Safe, supportive and nurturing relationships with primary caregivers are critical for the healthy physical and emotional development of children. Parents play an essential role in enabling children already exposed to serious adversity to cope and effectively recover by buffering their stress response, facilitating their ability to self-regulate, and helping them to rebuild a sense of security [1]. Removing children from their parents is a governmental prerogative that should only be used after judicial review, and when necessary to protect children from harm from abusive or neglectful parents.

It is sad to note that the United States implemented this inhumane policy, and is the only member country of the UN that has not ratified the United Nations Convention on the Rights of the Child.

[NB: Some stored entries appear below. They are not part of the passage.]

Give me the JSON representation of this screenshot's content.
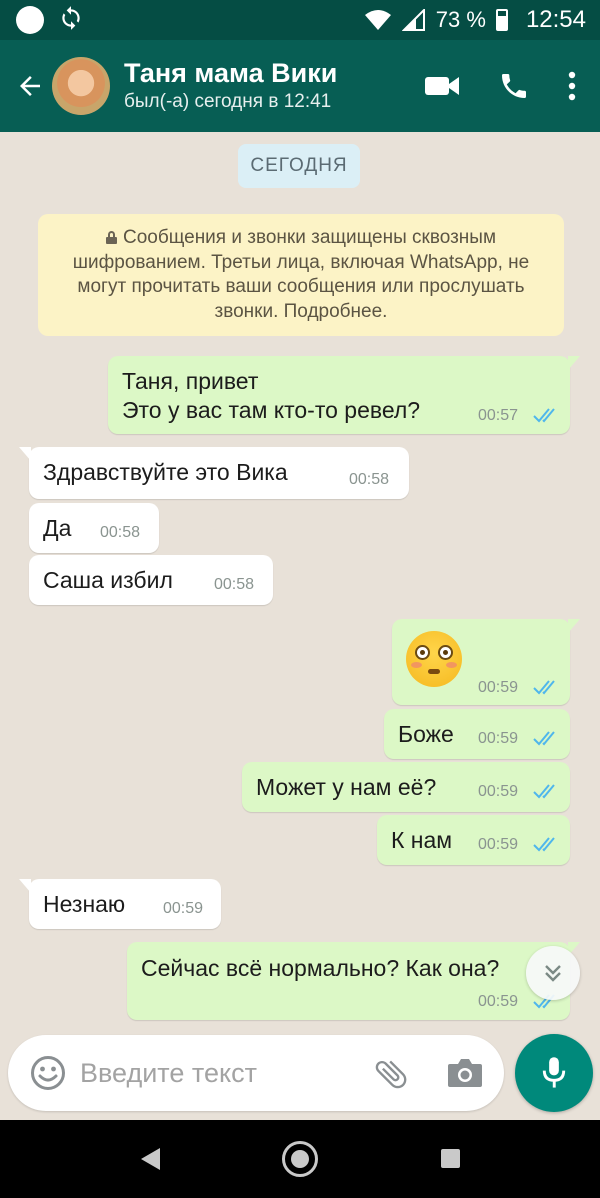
{
  "status_bar": {
    "battery": "73 %",
    "time": "12:54"
  },
  "header": {
    "contact_name": "Таня мама Вики",
    "last_seen": "был(-а) сегодня в 12:41"
  },
  "chat": {
    "date_label": "СЕГОДНЯ",
    "encryption_notice": "Сообщения и звонки защищены сквозным шифрованием. Третьи лица, включая WhatsApp, не могут прочитать ваши сообщения или прослушать звонки. Подробнее.",
    "messages": [
      {
        "direction": "out",
        "text": "Таня, привет\nЭто у вас там кто-то ревел?",
        "time": "00:57",
        "read": true
      },
      {
        "direction": "in",
        "text": "Здравствуйте это Вика",
        "time": "00:58"
      },
      {
        "direction": "in",
        "text": "Да",
        "time": "00:58"
      },
      {
        "direction": "in",
        "text": "Саша избил",
        "time": "00:58"
      },
      {
        "direction": "out",
        "emoji": "flushed-face",
        "time": "00:59",
        "read": true
      },
      {
        "direction": "out",
        "text": "Боже",
        "time": "00:59",
        "read": true
      },
      {
        "direction": "out",
        "text": "Может у нам её?",
        "time": "00:59",
        "read": true
      },
      {
        "direction": "out",
        "text": "К нам",
        "time": "00:59",
        "read": true
      },
      {
        "direction": "in",
        "text": "Незнаю",
        "time": "00:59"
      },
      {
        "direction": "out",
        "text": "Сейчас всё нормально? Как она?",
        "time": "00:59",
        "read": true
      }
    ]
  },
  "composer": {
    "placeholder": "Введите текст"
  },
  "colors": {
    "status_bar": "#054d44",
    "app_bar": "#075e54",
    "chat_bg": "#e8e1d8",
    "bubble_out": "#dcf8c6",
    "bubble_in": "#ffffff",
    "read_ticks": "#4fb6ec",
    "fab": "#00897b"
  }
}
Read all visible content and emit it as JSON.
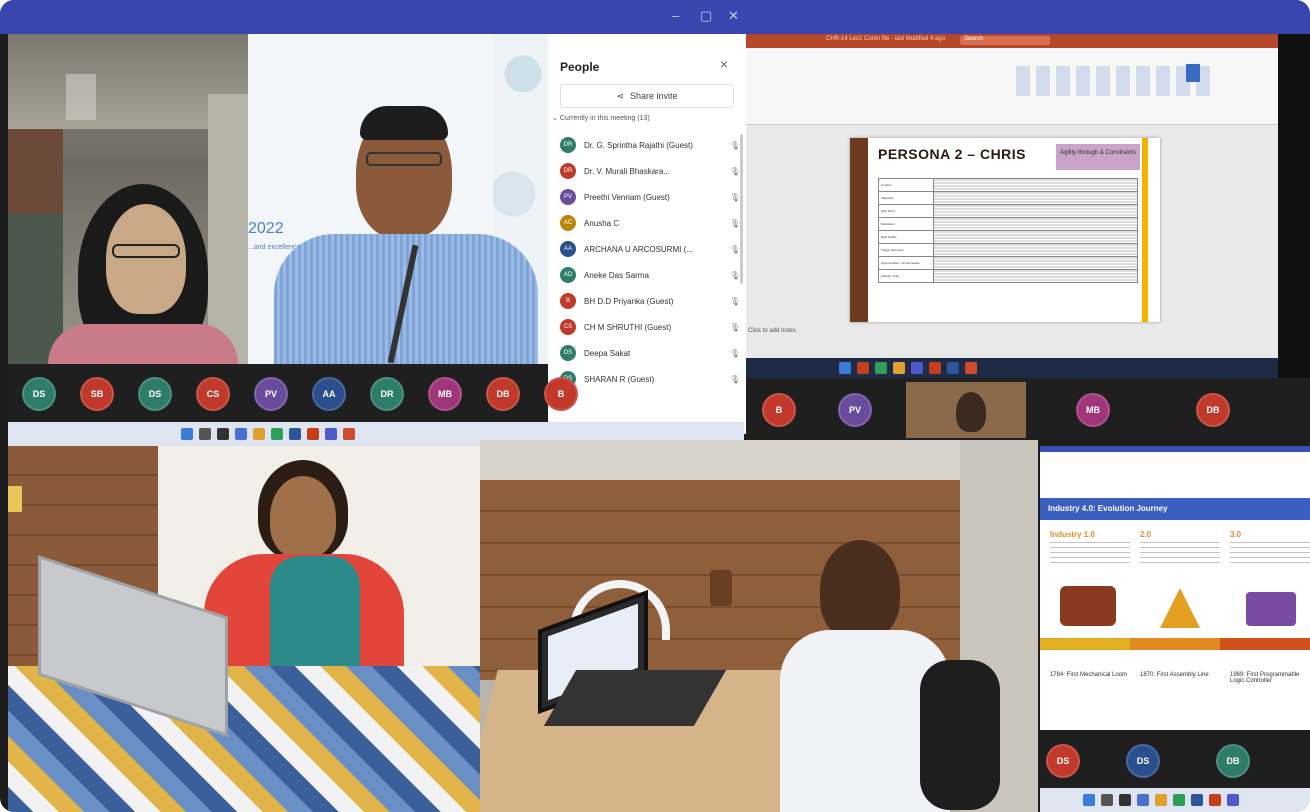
{
  "window": {
    "controls": [
      "–",
      "▢",
      "✕"
    ]
  },
  "people_panel": {
    "title": "People",
    "close": "×",
    "share_invite": "Share invite",
    "section": "Currently in this meeting (13)",
    "participants": [
      {
        "initials": "DR",
        "name": "Dr. G. Sprintha Rajathi (Guest)",
        "color": "#2e7d6b"
      },
      {
        "initials": "DR",
        "name": "Dr. V. Murali Bhaskara...",
        "color": "#c0392b"
      },
      {
        "initials": "PV",
        "name": "Preethi Vennam (Guest)",
        "color": "#6a4c9c"
      },
      {
        "initials": "AC",
        "name": "Anusha C",
        "color": "#b8860b"
      },
      {
        "initials": "AA",
        "name": "ARCHANA U ARCOSURMI (...",
        "color": "#2b4e8c"
      },
      {
        "initials": "AD",
        "name": "Aneke Das Sarma",
        "color": "#2e7d6b"
      },
      {
        "initials": "B",
        "name": "BH D.D Priyanka (Guest)",
        "color": "#c0392b"
      },
      {
        "initials": "CS",
        "name": "CH M SHRUTHI (Guest)",
        "color": "#c0392b"
      },
      {
        "initials": "DS",
        "name": "Deepa Sakat",
        "color": "#2e7d6b"
      },
      {
        "initials": "DS",
        "name": "SHARAN R (Guest)",
        "color": "#2e7d6b"
      }
    ]
  },
  "background_banner": {
    "year": "2022",
    "tagline": "...and excellence in opera"
  },
  "avatar_strip": [
    "DS",
    "SB",
    "DS",
    "CS",
    "PV",
    "AA",
    "DR",
    "MB",
    "DB",
    "B"
  ],
  "avatar_colors": [
    "#2e7d6b",
    "#c0392b",
    "#2e7d6b",
    "#c0392b",
    "#6a4c9c",
    "#2b4e8c",
    "#2e7d6b",
    "#a0367a",
    "#c0392b",
    "#c0392b"
  ],
  "ppt": {
    "title_bar": "CHR-14 Lec1 Contn file - last Modified 4 ago",
    "search": "Search",
    "slide_title": "PERSONA 2 – CHRIS",
    "slide_badge": "Agility through & Constraints",
    "notes": "Click to add notes",
    "table_rows": [
      "Context",
      "Objective",
      "Pain Point",
      "Motivation",
      "Brief Profile",
      "Trigger Moments",
      "Opportunities / Unmet Needs",
      "Solution Type"
    ]
  },
  "middle_strip": [
    "B",
    "PV",
    "MB",
    "DB"
  ],
  "middle_strip_colors": [
    "#c0392b",
    "#6a4c9c",
    "#a0367a",
    "#c0392b"
  ],
  "industry": {
    "header": "Industry 4.0: Evolution Journey",
    "columns": [
      {
        "title": "Industry 1.0",
        "caption": "1784: First Mechanical Loom"
      },
      {
        "title": "2.0",
        "caption": "1870: First Assembly Line"
      },
      {
        "title": "3.0",
        "caption": "1969: First Programmable Logic Controller"
      }
    ],
    "strip": [
      "DS",
      "DS",
      "DB"
    ]
  }
}
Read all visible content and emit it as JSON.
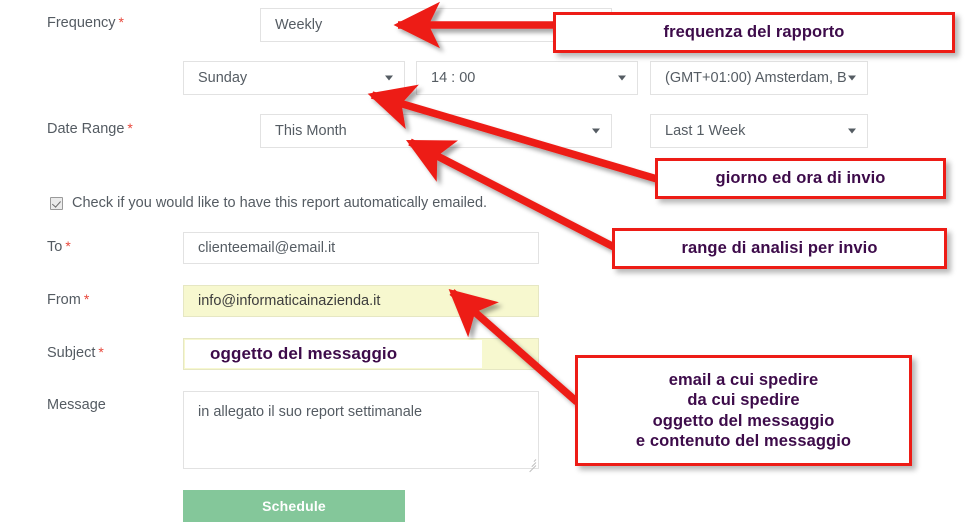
{
  "form": {
    "fields": [
      {
        "key": "frequency",
        "label": "Frequency",
        "required": true,
        "value": "Weekly"
      },
      {
        "key": "day",
        "label": "",
        "required": false,
        "value": "Sunday"
      },
      {
        "key": "time",
        "label": "",
        "required": false,
        "value": "14 : 00"
      },
      {
        "key": "timezone",
        "label": "",
        "required": false,
        "value": "(GMT+01:00) Amsterdam, B"
      },
      {
        "key": "date_range",
        "label": "Date Range",
        "required": true,
        "value": "This Month"
      },
      {
        "key": "period",
        "label": "",
        "required": false,
        "value": "Last 1 Week"
      },
      {
        "key": "to",
        "label": "To",
        "required": true,
        "value": "clienteemail@email.it"
      },
      {
        "key": "from",
        "label": "From",
        "required": true,
        "value": "info@informaticainazienda.it"
      },
      {
        "key": "subject",
        "label": "Subject",
        "required": true,
        "value": ""
      },
      {
        "key": "message",
        "label": "Message",
        "required": false,
        "value": "in allegato il suo report settimanale"
      }
    ],
    "checkbox": {
      "label": "Check if you would like to have this report automatically emailed.",
      "checked": true
    },
    "submit_label": "Schedule",
    "required_marker": "*"
  },
  "annotations": {
    "accent_color": "#ed1c16",
    "text_color": "#3d0b4a",
    "callouts": [
      {
        "id": "frequency-note",
        "text": "frequenza del rapporto"
      },
      {
        "id": "schedule-note",
        "text": "giorno ed ora di invio"
      },
      {
        "id": "range-note",
        "text": "range di analisi per invio"
      },
      {
        "id": "email-note",
        "text": "email a cui spedire\nda cui spedire\noggetto del messaggio\ne contenuto del messaggio"
      }
    ],
    "inline_notes": [
      {
        "id": "subject-note",
        "text": "oggetto del messaggio"
      }
    ]
  }
}
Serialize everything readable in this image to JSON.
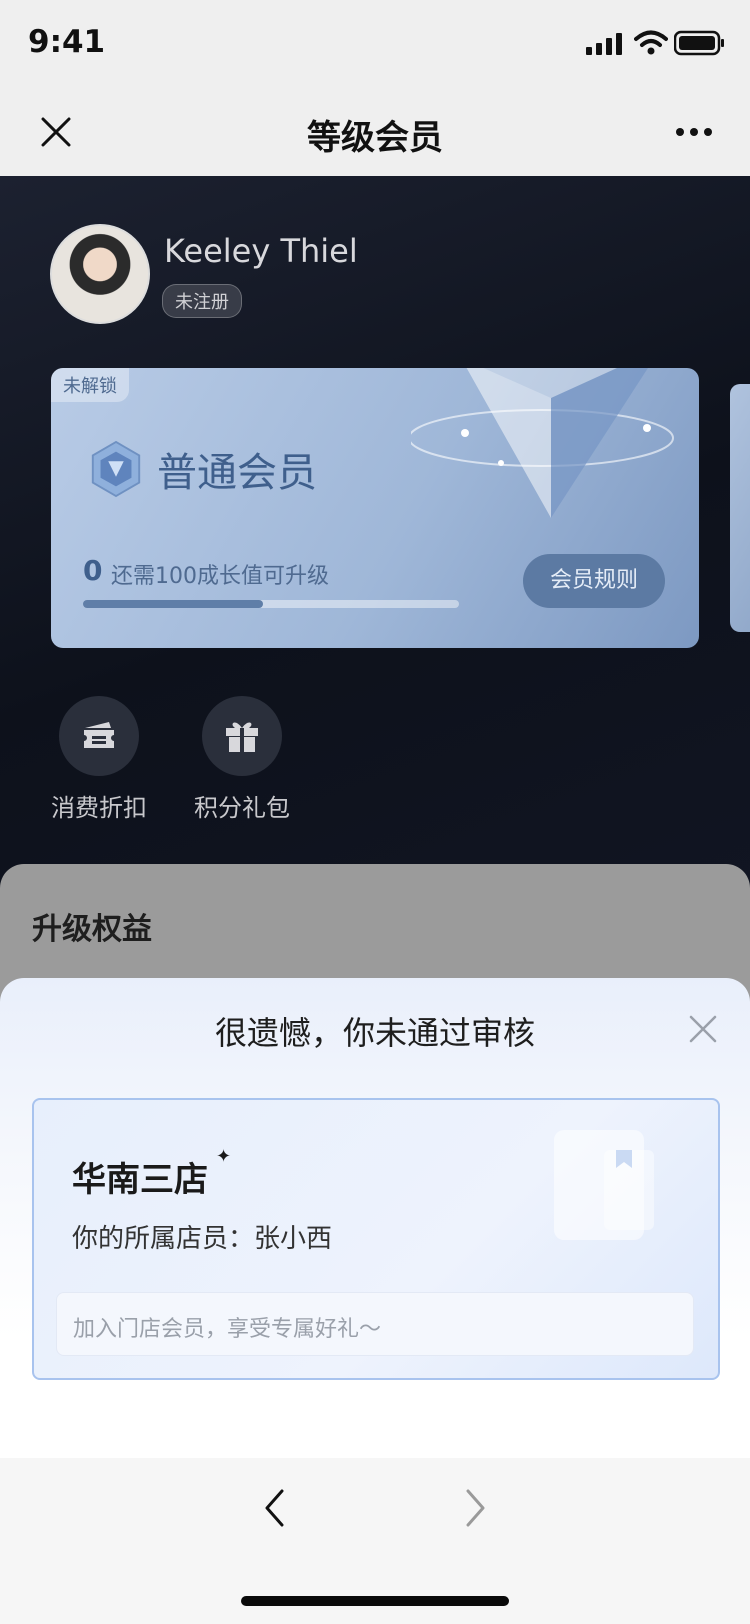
{
  "status": {
    "time": "9:41"
  },
  "nav": {
    "title": "等级会员"
  },
  "user": {
    "name": "Keeley Thiel",
    "badge": "未注册"
  },
  "member_card": {
    "lock_tag": "未解锁",
    "level_name": "普通会员",
    "progress_value": "0",
    "progress_hint": "还需100成长值可升级",
    "progress_fraction": 0.48,
    "rule_button": "会员规则"
  },
  "quick_entries": [
    {
      "label": "消费折扣",
      "icon": "ticket-icon"
    },
    {
      "label": "积分礼包",
      "icon": "gift-icon"
    }
  ],
  "section": {
    "title": "升级权益"
  },
  "sheet": {
    "title": "很遗憾，你未通过审核",
    "store": {
      "name": "华南三店",
      "staff": "你的所属店员：张小西",
      "hint": "加入门店会员，享受专属好礼～"
    }
  },
  "bottom_nav": {
    "back_icon": "chevron-left-icon",
    "forward_icon": "chevron-right-icon"
  }
}
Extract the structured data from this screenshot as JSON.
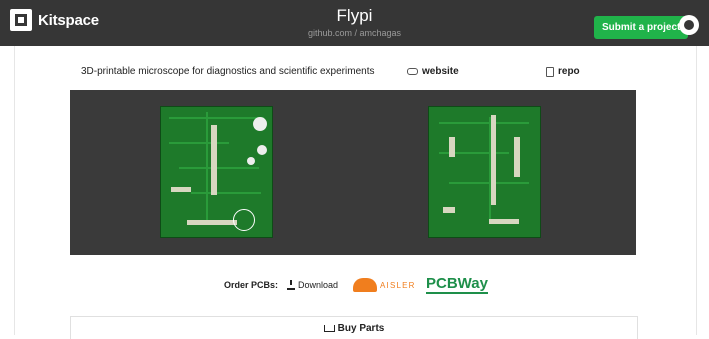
{
  "header": {
    "logo_text": "Kitspace",
    "project_title": "Flypi",
    "project_source": "github.com / amchagas",
    "submit_label": "Submit a project"
  },
  "project": {
    "description": "3D-printable microscope for diagnostics and scientific experiments",
    "website_label": "website",
    "repo_label": "repo"
  },
  "order": {
    "label": "Order PCBs:",
    "download_label": "Download",
    "aisler_label": "AISLER",
    "pcbway_label": "PCBWay"
  },
  "buy": {
    "title": "Buy Parts"
  },
  "colors": {
    "topbar": "#363636",
    "submit": "#20b34a",
    "pcb_green": "#1e7a2a",
    "aisler_orange": "#f07e1e",
    "pcbway_green": "#1e8f4a"
  },
  "icons": [
    "kitspace-logo-icon",
    "github-icon",
    "link-icon",
    "repo-icon",
    "download-icon",
    "cart-icon"
  ]
}
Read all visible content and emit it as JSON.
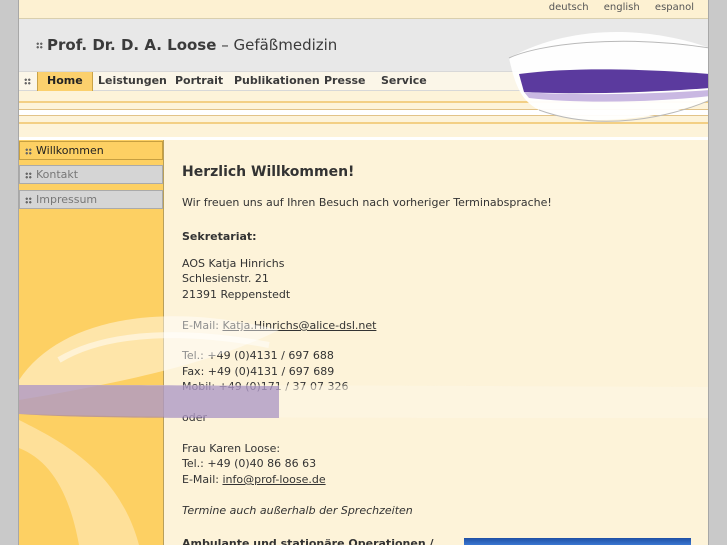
{
  "languages": [
    "deutsch",
    "english",
    "espanol"
  ],
  "site": {
    "name": "Prof. Dr. D. A. Loose",
    "separator": "–",
    "subtitle": "Gefäßmedizin"
  },
  "nav": [
    {
      "label": "Home",
      "active": true
    },
    {
      "label": "Leistungen"
    },
    {
      "label": "Portrait"
    },
    {
      "label": "Publikationen"
    },
    {
      "label": "Presse"
    },
    {
      "label": "Service"
    }
  ],
  "sidebar": [
    {
      "label": "Willkommen",
      "active": true
    },
    {
      "label": "Kontakt"
    },
    {
      "label": "Impressum"
    }
  ],
  "content": {
    "heading": "Herzlich Willkommen!",
    "intro": "Wir freuen uns auf Ihren Besuch nach vorheriger Terminabsprache!",
    "secretariat_label": "Sekretariat:",
    "address": [
      "AOS Katja Hinrichs",
      "Schlesienstr. 21",
      "21391 Reppenstedt"
    ],
    "email1_prefix": "E-Mail: ",
    "email1": "Katja.Hinrichs@alice-dsl.net",
    "tel1": "Tel.: +49 (0)4131 / 697 688",
    "fax1": "Fax: +49 (0)4131 / 697 689",
    "mobil1": "Mobil: +49 (0)171 / 37 07 326",
    "or": "oder",
    "contact2_name": "Frau Karen Loose:",
    "tel2": "Tel.: +49 (0)40 86 86 63",
    "email2_prefix": "E-Mail: ",
    "email2": "info@prof-loose.de",
    "note": "Termine auch außerhalb der Sprechzeiten",
    "cutoff": "Ambulante und stationäre Operationen /"
  },
  "colors": {
    "accent": "#fdd063",
    "content_bg": "#fdf3d9",
    "purple_band": "#5b3a9e",
    "header_bg": "#e8e8e8"
  }
}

Leaders who advocated and advanced a policy tantamount to state sponsored child abuse should be held accountable. Anyone callous enough to treat children of refugees in this way can hardly be trusted to treat other people’s children, even those of American citizens, in a wise and caring manner. Fortunately, recordings of inconsolable children crying released in the media touched enough hearts to show that there is a majority of Americans who care about children. Societies reap what they sow in terms of the way they treat their children – as well as the children of brave and resourceful asylum seekers eager to become part of the American experience. A nation striving for greatness would do well to keep this in mind.